An Integrated Model of Residential Location, Work Location, Vehicle Ownership, and Commute Tour Characteristics

Rajesh Paleti

The University of Texas at Austin

Department of Civil, Architectural and Environmental Engineering

301 E. Dean Keeton St. Stop C1761, Austin TX 78712-1172

Phone: 512-471-4535, Fax: 512-475-8744

E-mail:

Chandra R. Bhat (corresponding author)

The University of Texas at Austin

Department of Civil, Architectural and Environmental Engineering

301 E. Dean Keeton St. Stop C1761, Austin TX 78712-1172

Phone: 512-471-4535, Fax: 512-475-8744

E-mail:

Ram M. Pendyala

Arizona State University

School of Sustainable Engineering and the Built Environment

Room ECG252, Tempe, AZ 85287-5306

Phone: 480-727-9164; Fax: 480-965-0557

Email:

November 15, 2012

ABSTRACT

This paper offers an econometric model system that simultaneously considers six different activity-travel choice dimensions in a unifying framework. The six dimensions include residential location choice, work location choice, auto ownership, commuting distance, commute mode, and number of stops on commute tours. The paper presents the modeling methodology in detail as well as estimation results for a joint model system estimated on a data set extracted from the 2009 National Household Travel Survey. Estimation results show substantial presence of correlated unobserved effects (self-selection) across choice dimensions, underscoring the value offered by joint equations model systems in the travel modeling field.

1

INTRODUCTION

There is a growing and important body of evidence that supports the notion that people make a multitude of choices as a “bundle”, choosing a series of location and activity-travel attributes that define their lifestyle jointly. This simultaneous selection of a number of choice dimensions across the varied temporal scales calls for the development and deployment of model systems wherein a number of choice behaviors are captured jointly while accounting for both observed and unobserved effects that affect the behaviors of interest. This paper is aimed at formulating and estimating a multi-dimensional integrated choice model system that connects a multitude of choices across disparate temporal scales, i.e., the long term, the medium term, and the short term.

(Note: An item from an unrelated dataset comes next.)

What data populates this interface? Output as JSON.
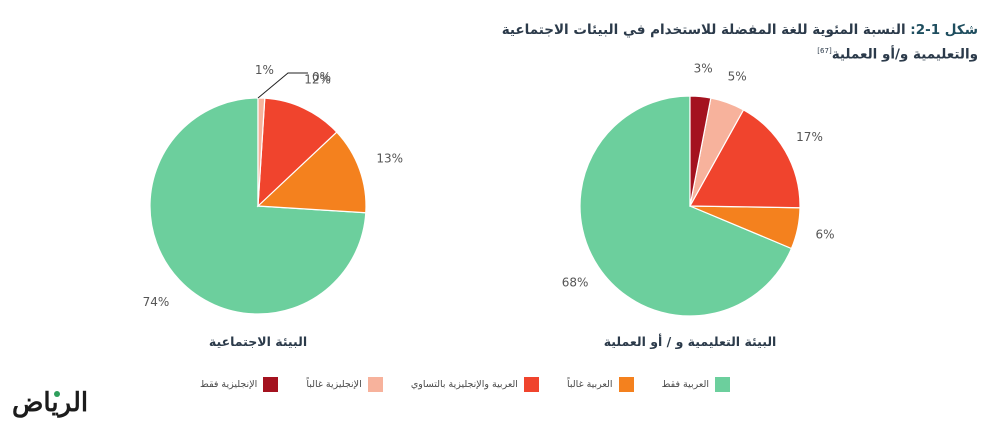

The evidence in favor of attempting to model a multitude of choice dimensionsin a joint modeling framework is quite irrefutable and growing (Abraham and Hunt, 1997).Notably, the body of work examining the impact of land use measures on travel behavior suggests that there are considerable self-selection effects wherein households tend to locate in neighborhoods that have attributes consistent with their lifestyle and mobility preferences (Bhat and Guo, 2007; Cao et al., 2008a). For example, households that are not auto-oriented choose to locate in transit and pedestrian friendly neighborhoods that are characterized by mixed and high land use density, and then the good transit service may also further structurally influence mode choice behaviors. If that is the case, then it is likely that the choices of residential location, vehicle ownership, and commute mode choice (for example) are being made jointly as a bundle. That is, residential location may structurally affect vehicle ownership and commute mode choice, but underlying propensities for vehicle ownership and commute mode may themselves affect residential location in the first place to create a bundled choice. This is distinct froma sequential decision process in which residential location choice is chosen first (with no effects whatsoever of underlying propensities for vehicle ownership and commute mode on residential choice), then residential location affects vehicle ownership (which is chosen second, and in which the underlying propensity for commute mode does not matter), and finally vehicle ownership affects commute mode choice (which is chosen third). The sequential model is likely to over-estimate the impacts of residential location (land use) attributes on activity-travel behavior because it ignores self-selection effects wherein people who locate themselves in such neighborhoods were auto-disoriented to begin with. These lifestyle preferences and attitudes constitute unobserved factors that simultaneously impact long term location choices, medium term vehicle ownership choices, and short term activity-travel choices; the only way to accurately reflect their impacts and capture the “bundling” of choices is to model the choice dimensions together in a joint equations modeling framework that accounts for correlated unobserved lifestyle (and other) effects as well as possible structural effects.[1]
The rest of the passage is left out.